250g ricotta (Westcombe if possible - it’s a much drier cheese)
50g Parmesan, plus extra to serve
1 whole nutmeg
2 tablespoons olive oil, plus extra for serving
1 bunch basil (30g)
4 cloves garlic
1 x 400g tin cherry tomatoes
2 knobs unsalted butter
Fine semolina or rice flour, for dusting
In a large bowl add the ricotta, the zest of the lemon, the Parmesan (finely grated) and a good few scrapings of nutmeg. Season with a pinch of salt and freshly ground black pepper, mix again and set aside.
Roll your pasta dough out to the thinnest your machine allows you to, then roll it through once more and it will get it slightly thinner still. Lay the long sheets of pasta out on a flour-dusted surface and get yourself a small bowl or ramekin of cold water and a pastry brush.
Add teaspoons of the ricotta mixture to the pasta dough directly in the middle in a long line, approximately 3cm apart. Brush the edge of pasta closest to you, as well as the gaps between each ricotta ball with a little water, then pull the long side of pasta furthest from you toward you, pressing to seal on the samp pasta edge closest to you. Working from left to right, press the pasta around the ricotta balls down to seal, cupping your hands to make the movement easier and making sure that no air is trapped. Trim the long side of the pasta closest to you to neaten it up, and then cut in between the sealed ricotta balls with a ridged pasta cutter or a chef knife to create ravioli. Store the ravioli on a tray dusted in semolina or rice flour and continue the process until you’ve used all of the ricotta mixture and all of the pasta dough.

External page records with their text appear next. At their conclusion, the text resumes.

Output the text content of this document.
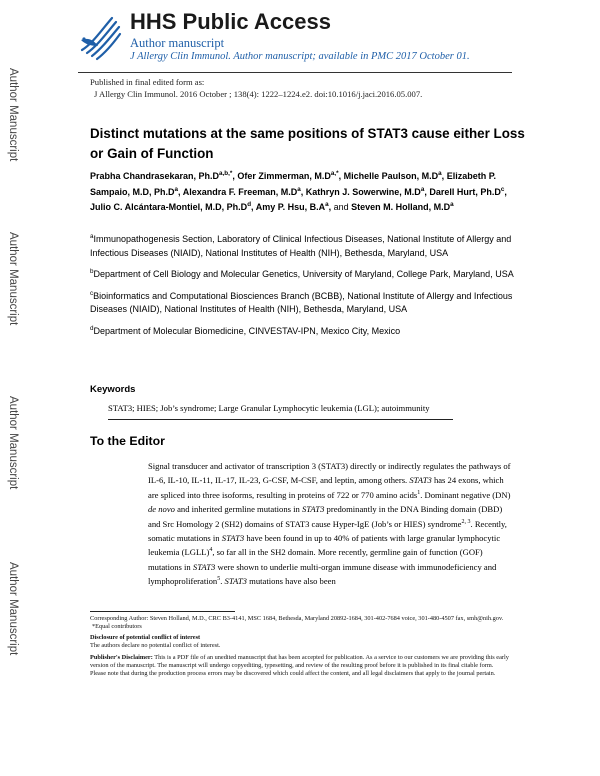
HHS Public Access
Author manuscript
J Allergy Clin Immunol. Author manuscript; available in PMC 2017 October 01.
Author Manuscript
Author Manuscript
Author Manuscript
Author Manuscript
Published in final edited form as:
J Allergy Clin Immunol. 2016 October ; 138(4): 1222–1224.e2. doi:10.1016/j.jaci.2016.05.007.
Distinct mutations at the same positions of STAT3 cause either Loss or Gain of Function
Prabha Chandrasekaran, $Ph.D^{a,b,*}$, Ofer Zimmerman, $M.D^{a,*}$, Michelle Paulson, $M.D^a$, Elizabeth P. Sampaio, M.D, $Ph.D^a$, Alexandra F. Freeman, $M.D^a$, Kathryn J. Sowerwine, $M.D^a$, Darell Hurt, $Ph.D^c$, Julio C. Alcántara-Montiel, M.D, $Ph.D^d$, Amy P. Hsu, $B.A^a$, and Steven M. Holland, $M.D^a$

$^a$Immunopathogenesis Section, Laboratory of Clinical Infectious Diseases, National Institute of Allergy and Infectious Diseases (NIAID), National Institutes of Health (NIH), Bethesda, Maryland, USA

$^b$Department of Cell Biology and Molecular Genetics, University of Maryland, College Park, Maryland, USA

$^c$Bioinformatics and Computational Biosciences Branch (BCBB), National Institute of Allergy and Infectious Diseases (NIAID), National Institutes of Health (NIH), Bethesda, Maryland, USA

$^d$Department of Molecular Biomedicine, CINVESTAV-IPN, Mexico City, Mexico

Keywords
STAT3; HIES; Job’s syndrome; Large Granular Lymphocytic leukemia (LGL); autoimmunity
To the Editor
Signal transducer and activator of transcription 3 (STAT3) directly or indirectly regulates the pathways of IL-6, IL-10, IL-11, IL-17, IL-23, G-CSF, M-CSF, and leptin, among others. STAT3 has 24 exons, which are spliced into three isoforms, resulting in proteins of 722 or 770 amino acids$^1$. Dominant negative (DN) de novo and inherited germline mutations in STAT3 predominantly in the DNA Binding domain (DBD) and Src Homology 2 (SH2) domains of STAT3 cause Hyper-IgE (Job’s or HIES) syndrome$^{2, 3}$. Recently, somatic mutations in STAT3 have been found in up to 40% of patients with large granular lymphocytic leukemia (LGLL)$^4$, so far all in the SH2 domain. More recently, germline gain of function (GOF) mutations in STAT3 were shown to underlie multi-organ immune disease with immunodeficiency and lymphoproliferation$^5$. STAT3 mutations have also been

Corresponding Author: Steven Holland, M.D., CRC B3-4141, MSC 1684, Bethesda, Maryland 20892-1684, 301-402-7684 voice, 301-480-4507 fax, smh@nih.gov.

*Equal contributors

Disclosure of potential conflict of interest

The authors declare no potential conflict of interest.

Publisher's Disclaimer: This is a PDF file of an unedited manuscript that has been accepted for publication. As a service to our customers we are providing this early version of the manuscript. The manuscript will undergo copyediting, typesetting, and review of the resulting proof before it is published in its final citable form. Please note that during the production process errors may be discovered which could affect the content, and all legal disclaimers that apply to the journal pertain.
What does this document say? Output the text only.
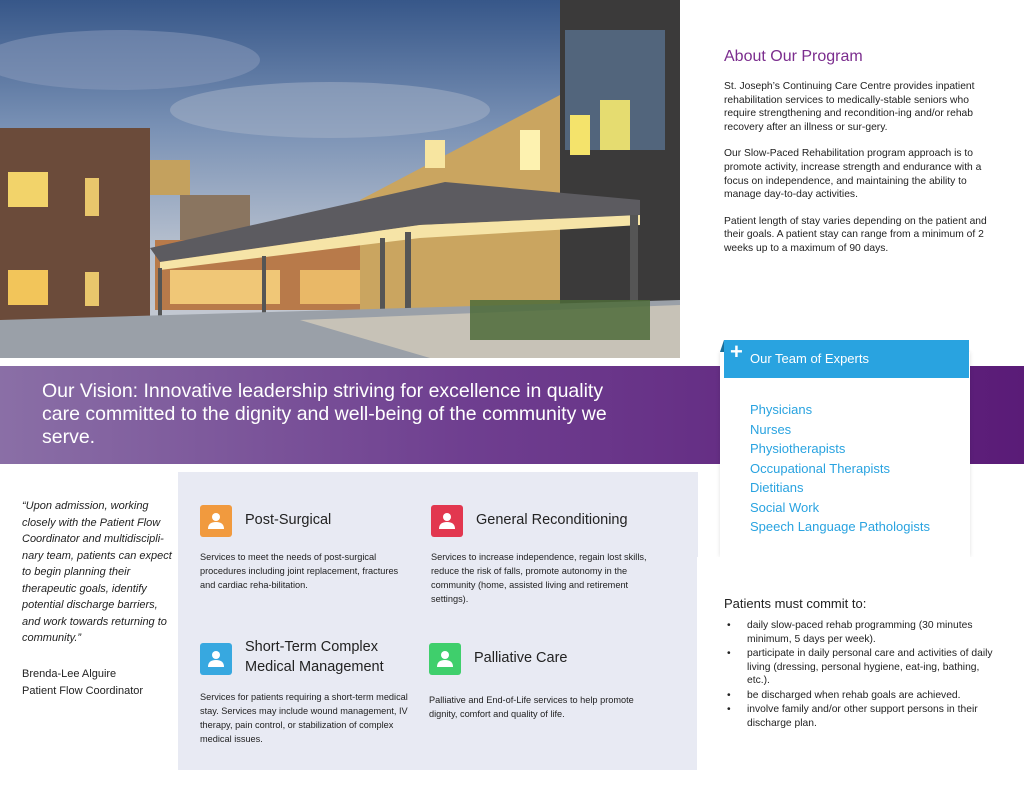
About Our Program

St. Joseph’s Continuing Care Centre provides inpatient rehabilitation services to medically-stable seniors who require strengthening and recondition-ing and/or rehab recovery after an illness or sur-gery.

Our Slow-Paced Rehabilitation program approach is to promote activity, increase strength and endurance with a focus on independence, and maintaining the ability to manage day-to-day activities.

Patient length of stay varies depending on the patient and their goals. A patient stay can range from a minimum of 2 weeks up to a maximum of 90 days.

Our Vision: Innovative leadership striving for excellence in quality care committed to the dignity and well-being of the community we serve.
+ Our Team of Experts
Physicians
Nurses
Physiotherapists
Occupational Therapists
Dietitians
Social Work
Speech Language Pathologists
“Upon admission, working closely with the Patient Flow Coordinator and multidiscipli-nary team, patients can expect to begin planning their therapeutic goals, identify potential discharge barriers, and work towards returning to community.”
Brenda-Lee Alguire
Patient Flow Coordinator
Post-Surgical
Services to meet the needs of post-surgical procedures including joint replacement, fractures and cardiac reha-bilitation.
General Reconditioning
Services to increase independence, regain lost skills, reduce the risk of falls, promote autonomy in the community (home, assisted living and retirement settings).
Short-Term Complex Medical Management
Services for patients requiring a short-term medical stay. Services may include wound management, IV therapy, pain control, or stabilization of complex medical issues.
Palliative Care
Palliative and End-of-Life services to help promote dignity, comfort and quality of life.
Patients must commit to:
• daily slow-paced rehab programming (30 minutes minimum, 5 days per week).
• participate in daily personal care and activities of daily living (dressing, personal hygiene, eat-ing, bathing, etc.).
• be discharged when rehab goals are achieved.
• involve family and/or other support persons in their discharge plan.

Bring a large pan of salted water to boil. Get a large frying pan on a medium heat and add the olive oil. Peel and finely slice the garlic and add to the pan. Stir and shake the garlic to stop it from burning, until just starting to go translucent but not golden. Finely chop the stalks of the basil, reserving the leaves for serving, and add to the pan. Cook for a couple of minutes until fragrant, then add the tinned tomatoes. Cook for around 5 minutes, or until everything has mellowed and the sauce is thick and bubbling. Season to taste with salt, freshly ground black pepper and olive oil.
Tip the sauce out of the pan and into a bowl and keep to one side for serving. Wipe it out, then place the frying pan back on the heat and add the butter. Place the ravioli into the boiling water, cooking them in batches, for around 2 minutes or until al dente.
Add the juice of the lemon to the butter in the frying pan and allow to sizzle, shaking the pan as it does so to emulsify it. Add the ravioli to the frying pan and shake to coat them all in the butter. Add a little finely grated Parmesan, a few basil leaves and remove from the heat. Plate and eat right away, serving with a drizzle of extra virgin olive oil and some Parmesan, if you like.